Now, I like freebies as much as the next recently-graduated student, and so at first glance, Arts Council England’s new free tickets for under-26s scheme sounds like a god-send. Well, if Andy Burnham is your god. I love theatre but can rarely afford it at the moment, what with living in the sticks* where theatre is limited and thus having to add train fare to any ticket price. Two years of free tickets at any one of 95 venues across the country (which are currently looking like being pretty concentrated in the big smoke on account of there being so bloody many theatres in London), starting in March, when I will have reached the ripe old age of 22. Sounds pretty bloody good, especially when you read that theatres that sign up will have to guarantee a small percentage of freebies for every show, and that there is no limit to how many different shows one can see.
However, therein lies the problem. For starters, canny, early-rising bastards like me will snaffle all the free seats before most arty people are out of bed and lighting their first gauloise of the day. Look at ‘Kids’ Week’. A London-based, idea: one week in the summer holidays is Kids’ Week, and West End theatres offer a free child ticket (or possibly two…) with every paying adult. Brilliant – kids get to go to the theatre which I am massively in favour of, and there is one less day in the yawning chasm of summer hols. But, Kids’ Week tickets are severely limited, and sell out in minutes via a confusing and poorly staffed phone line. I think I managed to get a freebie to one event in the four years I was eligible and in London. And that’s the other problem: ‘kids’ covers all under-16s, but the freebie is reliant on having a full paying adult with you.
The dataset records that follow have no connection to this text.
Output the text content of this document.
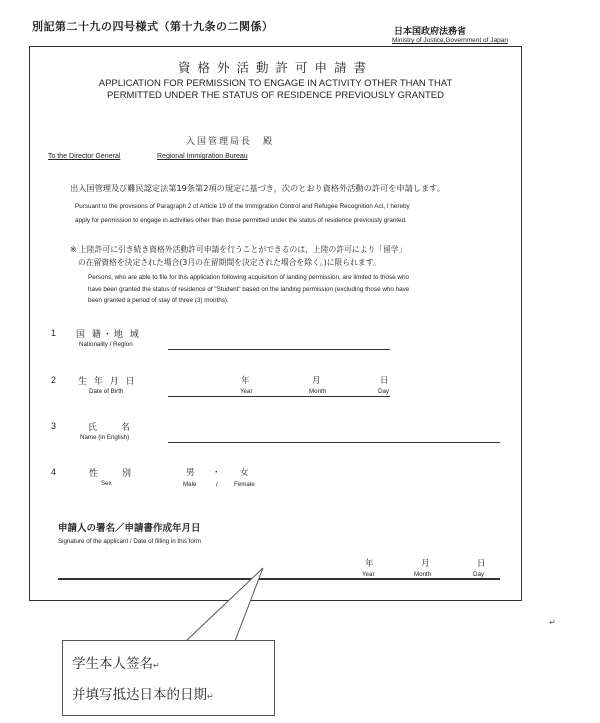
別記第二十九の四号様式（第十九条の二関係）	日本国政府法務省
Ministry of Justice,Government of Japan
資格外活動許可申請書
APPLICATION FOR PERMISSION TO ENGAGE IN ACTIVITY OTHER THAN THAT
PERMITTED UNDER THE STATUS OF RESIDENCE PREVIOUSLY GRANTED
入国管理局長　殿
To the Director General	Regional Immigration Bureau
出入国管理及び難民認定法第19条第2項の規定に基づき，次のとおり資格外活動の許可を申請します。
Pursuant to the provisions of Paragraph 2 of Article 19 of the Immigration Control and Refugee Recognition Act, I hereby
apply for permission to engage in activities other than those permitted under the status of residence previously granted.
※ 上陸許可に引き続き資格外活動許可申請を行うことができるのは，上陸の許可により「留学」
の在留資格を決定された場合(3月の在留期間を決定された場合を除く。)に限られます。
Persons, who are able to file for this application following acquisition of landing permission, are limited to those who
have been granted the status of residence of "Student" based on the landing permission (excluding those who have
been granted a period of stay of three (3) months).
1 国 籍・地 域
Nationality / Region
2 生 年 月 日
Date of Birth
年	月	日
Year	Month	Day
3	氏　　名
Name (in English)
4	性　　別
Sex
男 ・ 女
Male	/	Female
申請人の署名／申請書作成年月日
Signature of the applicant / Date of filling in this form
年	月	日
Year	Month	Day
↵
学生本人签名↵
并填写抵达日本的日期↵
Not only does the adult ticket price for a West End show immediately exclude a large swathe of the population, but the scheme also supposes that every interested child will have an adult willing and able to take them. I’m not advocating sending your 7-yr-old off to Shaftesbury Ave alone, but I see nothing wrong with allowing a group of young teenagers to go to a matinee together without adult supervision.
Continuing down this route, the ACE scheme sounds lovely in principle, in that it offers 16-26s those freebies, but why stop at 26? A representative sample of the population (the other people in my arts magazine office!) are angry that it excludes over 26s – why not have a salary criteria rather than an age criteria? Hell, if I continue to work in the arts I’d be all for the low-waged being given priority treatment! Furthermore, there are some serious economic considerations that seem to have been swept under the carpet. If anyone under 26 is eligible for a free ticket, how are ACE going to collect data about whose bums are sitting on those seats? I’m assuming (fairly, I think, given its track record) that ACE will need to tick boxes in order to justify the money. (Speaking of which, in what world will £2m cover 95 venues offering free seats?) So, people like me who love theatre but are generally broke are likely to snap up the freebies. Given that I actually budget in order to treat myself to shows I really want to see – or persuade friends that what I really want for my birthday is to be taken to Hamlet – a free seat I plonk myself down in is a seat’s worth of revenue lost for that theatre and that show. I’m not suggesting that no-one new to theatre will take ACE up on its generous offer, but the question that is clamourously echoing across the arts sector at the moment is how to keep newly converted theatre-goers attending once the freebies run out. Any ideas?